Elderly Voters
By selecting U.S. Rep. Paul Ryan, R-Wis., to be his running mate, 2012 presumptive Republican Party presidential nominee Mitt Romney has also elevated Ryan's plan to reform Medicare, putting in play elderly voters who are skeptical of attempts to reform the cherished senior citizen health care program. Reuters

By selecting U.S. Rep. Paul Ryan, R-Wis., to be his running mate, Mitt Romney has also elevated Ryan's plan to reform Medicare, putting in play elderly voters who are skeptical of attempts to reform the cherished senior citizen health care program.

The Obama campaign has already pounced, issuing a press release with the now well-worn admonishment that Ryan's proposal would end Medicare as we know it. Ryan's plan relies on an approach known as competitive bidding that would give future retirees a choice between enrolling in Medicare or receiving vouchers they could use toward purchasing private insurance plans. It would also gradually raise the eligibilty age from 65 to 67.

Critics deride the proposal by saying it will burden seniors with higher costs, undercutting Medicare's promise of comprehensive coverage. Democrats successfully tied Republican congressional hopeful Jane Corwin to the plan during a May 2011 special election in upstate New York, helping Democrat Jane Corwin register an upset victory.

Seniors Overwhelmingly Oppose Ryan's Medicare Proposal

Further, poll after poll has found clear opposition to Ryan's plan, especially to raising the eligibility age. The rejection was particularly pronounced among senior citizens, with a June 2011 survey by the Pew Research Center finding that voters 51 and older opposed Ryan's plan by a margin of 51 percent to 29 percent.

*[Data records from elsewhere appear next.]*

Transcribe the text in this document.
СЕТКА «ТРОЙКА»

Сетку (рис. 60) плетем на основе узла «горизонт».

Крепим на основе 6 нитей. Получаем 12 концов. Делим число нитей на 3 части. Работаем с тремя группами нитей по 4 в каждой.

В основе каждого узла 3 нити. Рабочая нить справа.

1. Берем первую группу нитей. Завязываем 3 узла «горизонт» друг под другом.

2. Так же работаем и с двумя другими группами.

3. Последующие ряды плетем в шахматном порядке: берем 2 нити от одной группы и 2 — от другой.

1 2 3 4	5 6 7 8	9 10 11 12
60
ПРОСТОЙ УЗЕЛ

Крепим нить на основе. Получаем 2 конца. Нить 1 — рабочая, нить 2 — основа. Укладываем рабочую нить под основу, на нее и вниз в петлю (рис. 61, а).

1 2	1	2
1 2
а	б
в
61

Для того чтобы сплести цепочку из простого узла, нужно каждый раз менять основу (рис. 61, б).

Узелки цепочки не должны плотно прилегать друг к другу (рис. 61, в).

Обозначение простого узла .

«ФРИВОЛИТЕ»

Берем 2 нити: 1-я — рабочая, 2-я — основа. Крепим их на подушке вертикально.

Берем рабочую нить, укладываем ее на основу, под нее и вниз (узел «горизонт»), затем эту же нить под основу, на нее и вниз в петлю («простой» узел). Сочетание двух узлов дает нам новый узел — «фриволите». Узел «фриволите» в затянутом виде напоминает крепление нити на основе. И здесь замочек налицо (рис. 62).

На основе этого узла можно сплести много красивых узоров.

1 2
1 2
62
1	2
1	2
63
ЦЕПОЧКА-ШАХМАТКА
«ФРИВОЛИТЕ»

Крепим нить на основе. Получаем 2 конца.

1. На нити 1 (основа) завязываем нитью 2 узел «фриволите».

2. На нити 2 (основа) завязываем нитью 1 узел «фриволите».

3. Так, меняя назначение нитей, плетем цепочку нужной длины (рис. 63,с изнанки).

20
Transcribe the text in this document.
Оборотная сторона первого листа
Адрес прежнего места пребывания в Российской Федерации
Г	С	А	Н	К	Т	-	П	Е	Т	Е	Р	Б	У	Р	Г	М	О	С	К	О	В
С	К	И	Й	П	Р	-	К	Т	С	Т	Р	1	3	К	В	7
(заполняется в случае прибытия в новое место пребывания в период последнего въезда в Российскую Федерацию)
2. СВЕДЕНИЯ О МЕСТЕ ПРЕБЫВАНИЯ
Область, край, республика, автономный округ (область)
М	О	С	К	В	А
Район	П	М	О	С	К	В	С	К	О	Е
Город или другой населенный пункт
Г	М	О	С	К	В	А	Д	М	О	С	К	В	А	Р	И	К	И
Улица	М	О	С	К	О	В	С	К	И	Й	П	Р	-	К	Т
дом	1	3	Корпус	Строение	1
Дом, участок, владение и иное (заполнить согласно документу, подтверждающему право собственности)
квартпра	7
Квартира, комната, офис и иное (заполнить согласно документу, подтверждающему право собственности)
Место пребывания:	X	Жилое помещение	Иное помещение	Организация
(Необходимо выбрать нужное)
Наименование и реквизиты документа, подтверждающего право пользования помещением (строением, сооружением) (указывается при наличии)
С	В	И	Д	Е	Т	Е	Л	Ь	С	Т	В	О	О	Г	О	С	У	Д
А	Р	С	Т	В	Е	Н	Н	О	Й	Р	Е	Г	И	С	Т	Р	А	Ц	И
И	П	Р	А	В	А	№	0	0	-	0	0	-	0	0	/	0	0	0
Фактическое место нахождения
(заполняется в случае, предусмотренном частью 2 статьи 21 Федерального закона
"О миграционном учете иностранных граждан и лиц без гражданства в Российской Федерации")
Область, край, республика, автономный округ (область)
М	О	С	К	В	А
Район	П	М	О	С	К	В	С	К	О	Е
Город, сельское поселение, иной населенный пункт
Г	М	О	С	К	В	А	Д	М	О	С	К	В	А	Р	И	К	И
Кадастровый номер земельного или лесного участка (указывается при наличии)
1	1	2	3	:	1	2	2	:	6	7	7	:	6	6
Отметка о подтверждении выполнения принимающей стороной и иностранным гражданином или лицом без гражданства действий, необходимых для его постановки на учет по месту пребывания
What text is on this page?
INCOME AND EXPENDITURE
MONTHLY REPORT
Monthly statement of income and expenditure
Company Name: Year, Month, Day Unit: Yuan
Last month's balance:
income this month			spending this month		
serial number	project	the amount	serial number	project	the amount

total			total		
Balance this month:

Those who disliked the plan were far more likely to feel strongly than those who approved of it.

However, that generational dynamic also produces some mixed reactions: The Pew Survey also found that the bloc of voters ages 66 to 83 was the only one where a majority felt Medicare only needed minor tweaks; in every other age group, a majority of voters said an overhaul was needed. Most Baby Boomers (age 57-65) ranked Medicare as fair or poor, and 61 percent favored allowing people to purchase private health insurance with Medicare dollars.

But attempting to control Medicare costs remains a volatile issue no matter which party is approaching it or how. A March 2011 Wall Street Journal/NBC News poll found that voters across all age demographics are deeply opposed to substantially cutting popular entitlement programs like Medicare and Social Security.

Views on Medicare aren't as tied specifically to a party stamp as they are to an individual's views of the program itself, said Julia Clark, a pollster for Ipsos. When one party is announcing certain things and another is announcing different things, you'll get some fundamental knee-jerk reactions based on party support, but when you isolate the proposed changes or tenets, there's not as much divergence of opinion.

When President Barack Obama sought to address spiraling Medicare costs via his health care overhaul, Republicans exploited concerns over the implications to help fuel a landslide victory in the 2010 mid-term election. Older voters tend to vote in far greater numbers than younger ones, and Americans over the age of 65 supported Republicans by a 21-point margin in 2010.

Romney has continued to pummel Obama over the Affordable Care Act's cost-control measures, asserting shortly after the U.S. Supreme Court upheld the bill that it cuts Medicare spending by approximately $500 billion. (Rather than slash the benefits that flow to seniors, the legislation tries to find savings mostly by reducing payments to health care providers, in part through the creation of an Independent Payment Advisory Board.)

The presumptive Republican nominee has kept it up since announcing his pick of running mate Ryan, telling a crowd in St. Augustine, Fla., on Monday that he would preserve and protect Medicare and saying that Obama's blueprint was not the right answer.

Of course, the question of what constitutes the right answer to Medicare's mounting costs is an open one and is unlikely to be resolved any time soon. But expect a steady barrage of advertisements from both the Romney and Obama camps as they both seek to convince worried older voters that their opponent will devastate Medicare.